Specific suppression achieved after transfection of prom-A siRNA. (A) The promoter regions of HIV-1, HIV-2, and ICAM-1 are aligned. Sequence corresponding to HIV-prom-A siRNA highlighted in blue. Non-homologous bases in HIV-2 and ICAM-1 are indicated in red. Underlining indicates the NF-κB binding sites. (B) HIV-prom-A siRNA does not inhibit HIV-2 infection. Histogram shows RT levels 8 days after transfection with siRNAs, 8hours after infection of MAGIC-5 cells with laboratory stain HIV-2 CBL-20. No marked difference was observed among cultures transfected with HIV-prom-A, scrambled siRNA or mock transfection. NC indicates non-infected MAGIC-5 cells. (C) ICAM-1 gene expression is not affected by HIV-prom-A siRNA transfection. MAGIC-5 cells were infected with HIV-1 molecular clone NL4-3 for 5 hours followed by transfection with siRNAs. Expression levels of HIV-1 gag and ICAM-1 mRNA at day 3 post infection are shown in the histograms normalized to 10³ copies of β-actin mRNA. Mean and standard deviations were obtained from three different experiments. Mock: transfection with lipofectamine only, NC: non-infected Magic-5 cells.

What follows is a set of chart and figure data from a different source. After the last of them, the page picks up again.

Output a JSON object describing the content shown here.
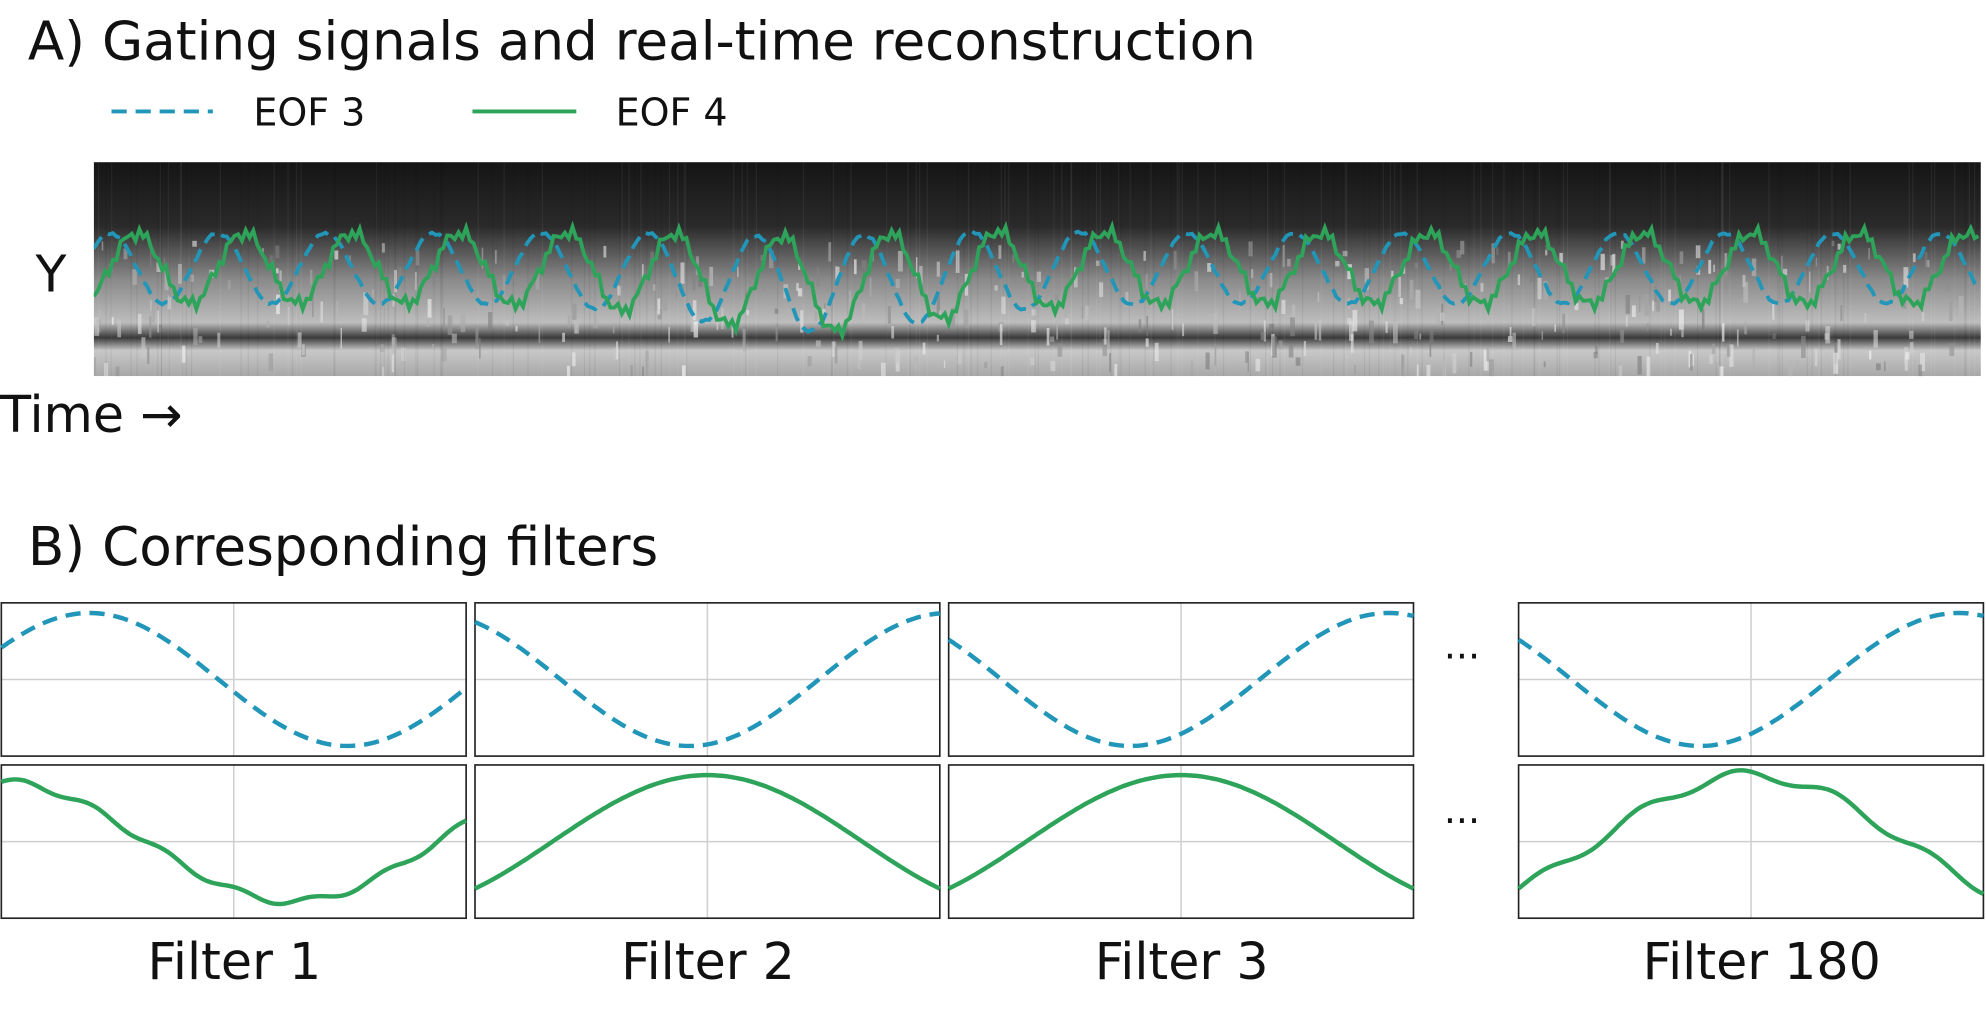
{
  "panel_a": {
    "title": "A) Gating signals and real-time reconstruction",
    "legend": [
      "EOF 3",
      "EOF 4"
    ],
    "y_label": "Y",
    "x_label": "Time →"
  },
  "panel_b": {
    "title": "B) Corresponding filters",
    "ellipsis": "...",
    "filters": [
      "Filter 1",
      "Filter 2",
      "Filter 3",
      "Filter 180"
    ]
  }
}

Effect of six short siRNAs on productive HIV-1 infection including 4 siRNAs targeting HIV-1 promoter region and siRNA HIV-gag, which is known act as PTGS. (A) The sequences within HIV-1 5′LTR targeted by HIV-prom-A-D siRNAs are indicated by highlighting. HIV-prom-B siRNA target sequence includes CpG sites at −159 and −146, HIV-prom-C siRNA target sequence includes CpG at −120, and HIV-prom-D siRNA target sequence includes CpG at −48. CpGs within the 5′LTR of HIV-1 are indicated by emboldened text. Nucleotide numbering is relative to the transcription start site and sequence is that of HIV-1 strain NL4-3. Each siRNA contains at least one CpG site. (B) Effect of siRNAs on the time course of HIV-1 (NL4-3) production in MAGIC-5 cells. At day 7 post-infection siRNAs were transfected into the cells (indicated by arrow). Reverse transcriptase (RT) levels are shown for cultures transfected with HIV-prom-A, B, C, D, HIV-1-gag, and scrambled siRNAs as indicated in the figure legend. (C) HIV-1 proviral DNA is present in cultures transfected with HIV-prom siRNAs regardless of whether infection is productive or not. PCR amplification of proviral DNA extracted from MAGIC-5 cells 38 days after infection (Figure 6B). The amplified region is a 154bp fragment of the HIV-1 gag gene. NC indicates non-infected MAGIC-5 cells.